Bush has added a painting of a small boy fishing from a bridge, and another of a man on horseback.

Is this art by some shlock artist, or Thomas Eakins? I'd be grateful if someone could settle this for me.

Comment

1.

Lucas R. Blanco

June 3, 2004, 6:53 PM

For those who believe everything online click here: The White House tours
or for a tour that is straight from the horse's mouth click here (which is a bit funnier) From the desk of....
The white house "curator" fields questions here Bill Allman
Hope it helps....

2.

Hovig

June 3, 2004, 6:57 PM

I can't quite answer your question, but I believe your fear of schlock is unwarranted. The White House paintings are very nicely managed by the White House Historical Association, though they are often lent from other museums and instutions. The Historical Association even published a book in 1992 detailing all the White House's art, which you can buy at their book store. The Hassam work (donated 1963) is even featured prominently on the cover.

(Maybe Mr Clinton was struck by this book when it first appeared, shiny and new, in the gift shop down the hall, and wanted to put the cover work on his wall, just because he could. Or perhaps he wanted to impress the young shopkeeper[s] who showed him the book. One can never tell what compels great men.)

The book synopsis shows the painting of a boy fishing off a pier (not a bridge), but does not identify it. If you don't recognize the work, maybe the Historical Association can answer your question directly. I couldn't find it listed in their print store, though perhaps I overlooked it.

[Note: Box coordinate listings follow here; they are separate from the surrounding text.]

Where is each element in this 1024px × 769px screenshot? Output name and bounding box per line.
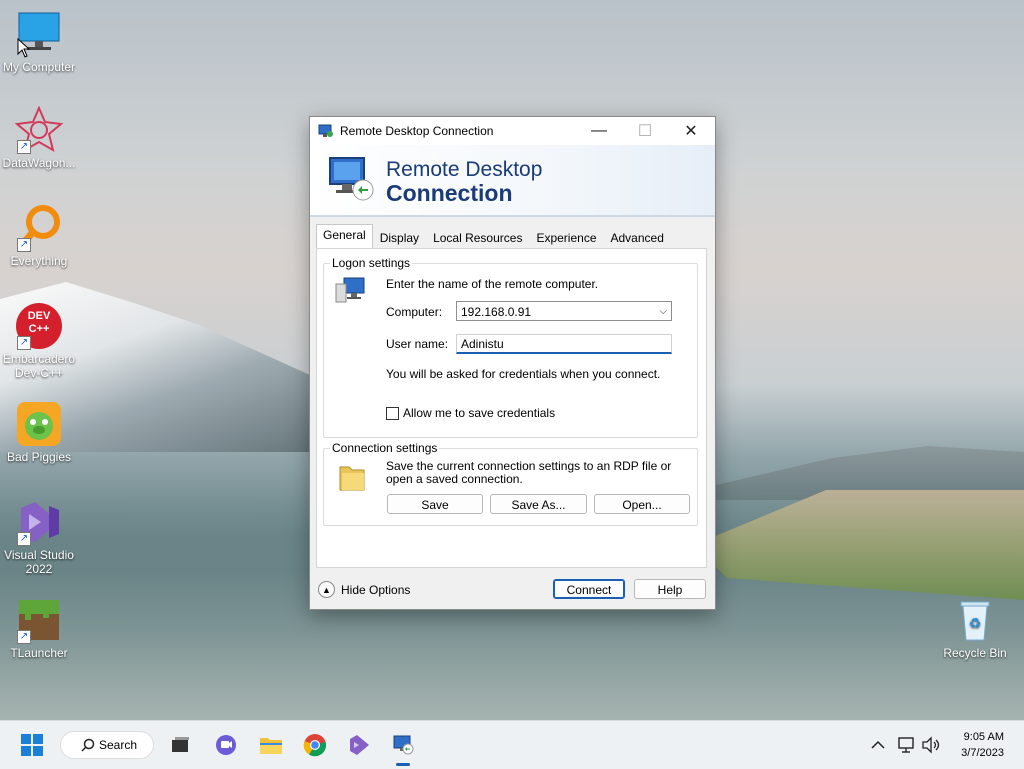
- clock-time: 9:05 AM: [963, 731, 1004, 743]
- grass-block-icon: ↗: [15, 596, 63, 644]
- window-title: Remote Desktop Connection: [340, 124, 494, 138]
- chat-icon[interactable]: [212, 731, 240, 759]
- banner-line-1: Remote Desktop: [386, 158, 543, 181]
- save-credentials-checkbox[interactable]: [386, 406, 399, 420]
- hide-options-toggle[interactable]: ▲ Hide Options: [318, 581, 410, 598]
- datawagon-icon: ↗: [14, 105, 64, 154]
- computer-value: 192.168.0.91: [461, 305, 532, 319]
- desktop-icon-label: Recycle Bin: [943, 646, 1007, 660]
- shortcut-arrow-icon: ↗: [17, 238, 31, 252]
- logon-settings-label: Logon settings: [330, 256, 413, 270]
- connection-description: Save the current connection settings to …: [386, 459, 672, 486]
- active-app-indicator: [396, 763, 410, 766]
- desktop-icon-label: My Computer: [2, 60, 76, 74]
- desktop-icon-devcpp[interactable]: DEV C++ ↗ Embarcadero Dev-C++: [0, 302, 78, 380]
- computer-combobox[interactable]: 192.168.0.91 ⌵: [456, 301, 672, 321]
- chrome-icon[interactable]: [301, 731, 329, 759]
- computer-label: Computer:: [386, 305, 443, 319]
- desktop-icon-recycle-bin[interactable]: ♻ Recycle Bin: [936, 596, 1014, 660]
- tab-general[interactable]: General: [316, 224, 373, 251]
- visual-studio-icon: ↗: [15, 498, 63, 546]
- open-button[interactable]: Open...: [594, 494, 690, 514]
- rdc-monitor-icon: [326, 154, 376, 204]
- hide-options-label: Hide Options: [341, 582, 411, 597]
- connect-button[interactable]: Connect: [553, 579, 625, 599]
- rdc-banner: Remote Desktop Connection: [310, 145, 715, 217]
- title-bar[interactable]: Remote Desktop Connection — ☐ ✕: [310, 117, 715, 145]
- desktop-icon-label: Everything: [10, 254, 68, 268]
- search-icon: [81, 738, 95, 755]
- desktop-icon-tlauncher[interactable]: ↗ TLauncher: [0, 596, 78, 660]
- search-label: Search: [99, 738, 138, 752]
- magnifier-icon: ↗: [15, 204, 63, 252]
- close-button[interactable]: ✕: [668, 117, 714, 145]
- username-input[interactable]: Adinistu: [456, 334, 672, 354]
- desktop-icon-label: DataWagon...: [2, 156, 76, 170]
- taskbar-clock[interactable]: 9:05 AM 3/7/2023: [961, 729, 1004, 761]
- save-button[interactable]: Save: [387, 494, 483, 514]
- logon-settings-group: Logon settings Enter the name of the rem…: [323, 256, 698, 438]
- connection-settings-group: Connection settings Save the current con…: [323, 441, 698, 526]
- chevron-up-circle-icon: ▲: [318, 581, 335, 598]
- minimize-button[interactable]: —: [576, 117, 622, 145]
- desktop-icon-bad-piggies[interactable]: Bad Piggies: [0, 400, 78, 464]
- chevron-up-icon[interactable]: [864, 731, 892, 759]
- folder-icon: [338, 461, 366, 496]
- task-view-icon[interactable]: [166, 731, 194, 759]
- shortcut-arrow-icon: ↗: [17, 532, 31, 546]
- visual-studio-taskbar-icon[interactable]: [345, 731, 373, 759]
- connection-settings-label: Connection settings: [330, 441, 440, 455]
- username-label: User name:: [386, 337, 449, 351]
- general-tab-panel: Logon settings Enter the name of the rem…: [316, 248, 707, 568]
- volume-icon[interactable]: [917, 731, 945, 759]
- devcpp-icon: DEV C++ ↗: [15, 302, 63, 350]
- save-as-button[interactable]: Save As...: [490, 494, 587, 514]
- desktop-icon-my-computer[interactable]: My Computer: [0, 10, 78, 74]
- shortcut-arrow-icon: ↗: [17, 630, 31, 644]
- desktop-icon-visual-studio[interactable]: ↗ Visual Studio 2022: [0, 498, 78, 576]
- rdc-window: Remote Desktop Connection — ☐ ✕ Remote D…: [309, 116, 716, 610]
- pig-icon: [15, 400, 63, 448]
- taskbar: Search 9:05 AM 3/7/2023: [0, 720, 1024, 769]
- rdc-app-icon: [318, 124, 334, 138]
- desktop-icon-label: Visual Studio 2022: [4, 548, 74, 576]
- devcpp-badge-text: DEV C++: [27, 310, 51, 335]
- tab-strip: General Display Local Resources Experien…: [316, 224, 671, 251]
- clock-date: 3/7/2023: [961, 747, 1004, 759]
- rdc-taskbar-icon[interactable]: [389, 731, 417, 759]
- computer-user-icon: [334, 276, 368, 309]
- banner-line-2: Connection: [386, 180, 513, 206]
- save-credentials-label: Allow me to save credentials: [403, 406, 556, 420]
- shortcut-arrow-icon: ↗: [17, 336, 31, 350]
- taskbar-search[interactable]: Search: [60, 731, 154, 759]
- start-windows-icon[interactable]: [18, 731, 46, 759]
- chevron-down-icon[interactable]: ⌵: [659, 302, 667, 322]
- mouse-cursor-icon: [17, 37, 31, 61]
- svg-text:♻: ♻: [969, 615, 982, 631]
- file-explorer-icon[interactable]: [257, 731, 285, 759]
- desktop-icon-label: TLauncher: [10, 646, 68, 660]
- shortcut-arrow-icon: ↗: [17, 140, 31, 154]
- recycle-bin-icon: ♻: [951, 596, 999, 644]
- save-credentials-checkbox-row[interactable]: Allow me to save credentials: [386, 406, 555, 420]
- credentials-note: You will be asked for credentials when y…: [386, 367, 661, 381]
- desktop-icon-label: Bad Piggies: [6, 450, 72, 464]
- logon-instruction: Enter the name of the remote computer.: [386, 277, 599, 291]
- desktop-icon-datawagon[interactable]: ↗ DataWagon...: [0, 105, 78, 170]
- desktop-icon-everything[interactable]: ↗ Everything: [0, 204, 78, 268]
- help-button[interactable]: Help: [634, 579, 706, 599]
- desktop-icon-label: Embarcadero Dev-C++: [2, 352, 76, 380]
- maximize-button: ☐: [637, 123, 653, 140]
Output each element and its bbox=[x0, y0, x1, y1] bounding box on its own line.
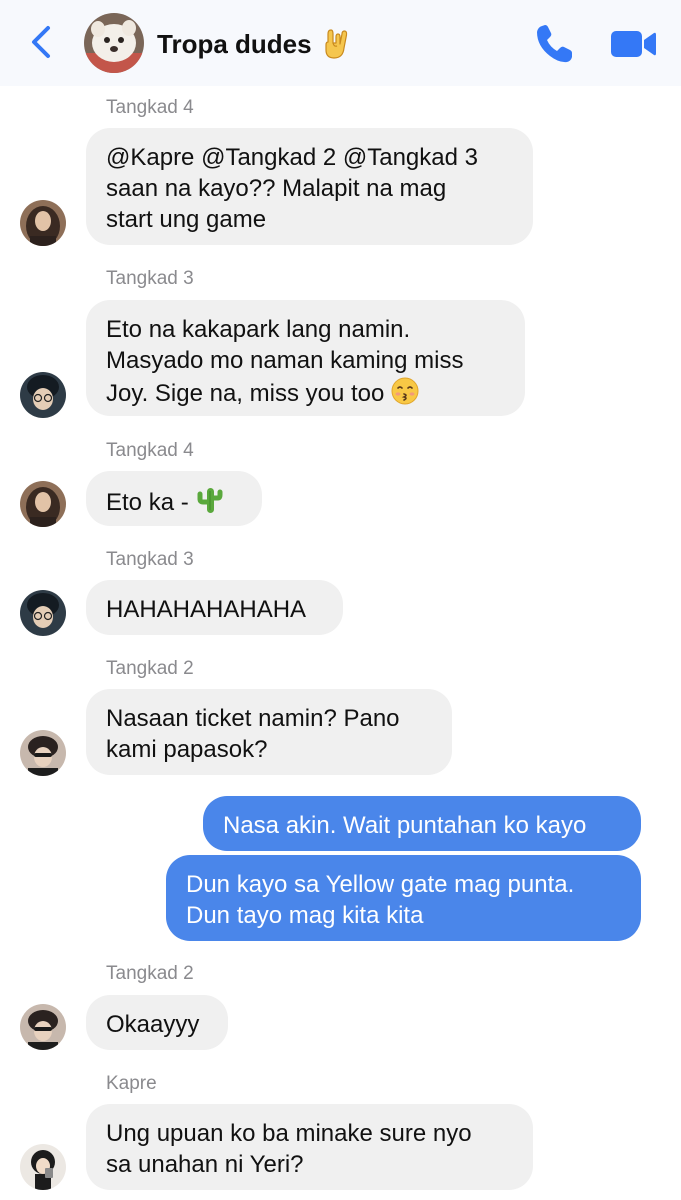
outgoing-message-bubble[interactable]: Nasa akin. Wait puntahan ko kayo bbox=[203, 796, 641, 851]
message-text: Okaayyy bbox=[106, 1011, 200, 1038]
group-avatar[interactable] bbox=[84, 13, 144, 73]
message-text: Nasaan ticket namin? Pano kami papasok? bbox=[106, 705, 400, 763]
sender-name: Tangkad 3 bbox=[106, 549, 194, 570]
chat-title[interactable]: Tropa dudes bbox=[157, 29, 312, 60]
sender-name: Kapre bbox=[106, 1073, 157, 1094]
sender-name: Tangkad 4 bbox=[106, 440, 194, 461]
message-text: Ung upuan ko ba minake sure nyo sa unaha… bbox=[106, 1120, 472, 1178]
sender-avatar[interactable] bbox=[20, 1144, 66, 1190]
sender-name: Tangkad 2 bbox=[106, 658, 194, 679]
sender-name: Tangkad 4 bbox=[106, 97, 194, 118]
incoming-message-bubble[interactable]: HAHAHAHAHAHA bbox=[86, 580, 343, 635]
kissing-face-icon bbox=[391, 377, 419, 405]
rock-on-hand-icon bbox=[324, 29, 347, 59]
video-call-icon[interactable] bbox=[609, 28, 657, 60]
incoming-message-bubble[interactable]: Eto na kakapark lang namin. Masyado mo n… bbox=[86, 300, 525, 416]
chat-title-group[interactable]: Tropa dudes bbox=[157, 24, 350, 64]
message-text: Dun kayo sa Yellow gate mag punta. Dun t… bbox=[186, 871, 575, 929]
incoming-message-bubble[interactable]: Ung upuan ko ba minake sure nyo sa unaha… bbox=[86, 1104, 533, 1190]
phone-call-icon[interactable] bbox=[532, 22, 576, 66]
sender-avatar[interactable] bbox=[20, 1004, 66, 1050]
sender-name: Tangkad 2 bbox=[106, 963, 194, 984]
chat-header: Tropa dudes bbox=[0, 0, 681, 86]
message-text: HAHAHAHAHAHA bbox=[106, 596, 307, 623]
back-chevron-icon[interactable] bbox=[22, 22, 62, 62]
cactus-icon bbox=[197, 488, 223, 513]
incoming-message-bubble[interactable]: @Kapre @Tangkad 2 @Tangkad 3 saan na kay… bbox=[86, 128, 533, 245]
incoming-message-bubble[interactable]: Nasaan ticket namin? Pano kami papasok? bbox=[86, 689, 452, 775]
sender-avatar[interactable] bbox=[20, 590, 66, 636]
sender-avatar[interactable] bbox=[20, 200, 66, 246]
incoming-message-bubble[interactable]: Eto ka - bbox=[86, 471, 262, 526]
incoming-message-bubble[interactable]: Okaayyy bbox=[86, 995, 228, 1050]
sender-avatar[interactable] bbox=[20, 481, 66, 527]
outgoing-message-bubble[interactable]: Dun kayo sa Yellow gate mag punta. Dun t… bbox=[166, 855, 641, 941]
message-text: Eto ka - bbox=[106, 489, 189, 516]
message-text: Nasa akin. Wait puntahan ko kayo bbox=[223, 812, 587, 839]
sender-avatar[interactable] bbox=[20, 372, 66, 418]
sender-avatar[interactable] bbox=[20, 730, 66, 776]
message-text: @Kapre @Tangkad 2 @Tangkad 3 saan na kay… bbox=[106, 144, 478, 233]
sender-name: Tangkad 3 bbox=[106, 268, 194, 289]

P.S. I suspect the "man on horseback" is A Charge to Keep by W.H.D. Koerner. I also suspect the Guardian article to which you linked dismisses it with barely a word because the ill-spirited author knew it holds symbolic meaning for the current first family, a fact made quite famous during the administration's early days.

3.

Jack

June 3, 2004, 7:35 PM

Franklin, if you want to bash Bush, go right ahead, but this post has the faint whiff of a cheap shot, and I personally dislike this sort of forum being used for politically motivated purposes. Needless to say, it's your forum, and you can damn well do what you please with it, but you can do better than this. Considerably.

4.

Franklin

June 3, 2004, 8:03 PM

Lucas, Hovig, thanks.

Jack, noted. Hey, at least I gave him enough credit to say that the paintings could be Eakins. This is just one of those stinker posts to make you appreciate how good the good ones are.

5.

Godless Roach

June 4, 2004, 1:26 AM

Nice comeback, Franklin. I don't mind people with simple tastes in art and I admire the fact that simple people can climb high in this country. Regardless, I dislike the bloke in office. He's a simple bum.

6.

Hovig

June 4, 2004, 3:52 AM

I just realized the link to "A Charge To Keep" above doesn't work when you link to it from an external site. Sorry about that. If you're a GW Bush fan, you can click on this page to see it. If you'd rather not visit a site affiliated with conservative politics, feel free to use this page instead. The image itself is competent and handsome, if perhaps unremarkable. It plays its role as a Saturday Evening Post illustration perfectly (1916).

7.

one more

June 10, 2004, 7:38 PM

childe hassam's painting is also visible in this 1986 photo of reagan watching the challenger disaster from the white house.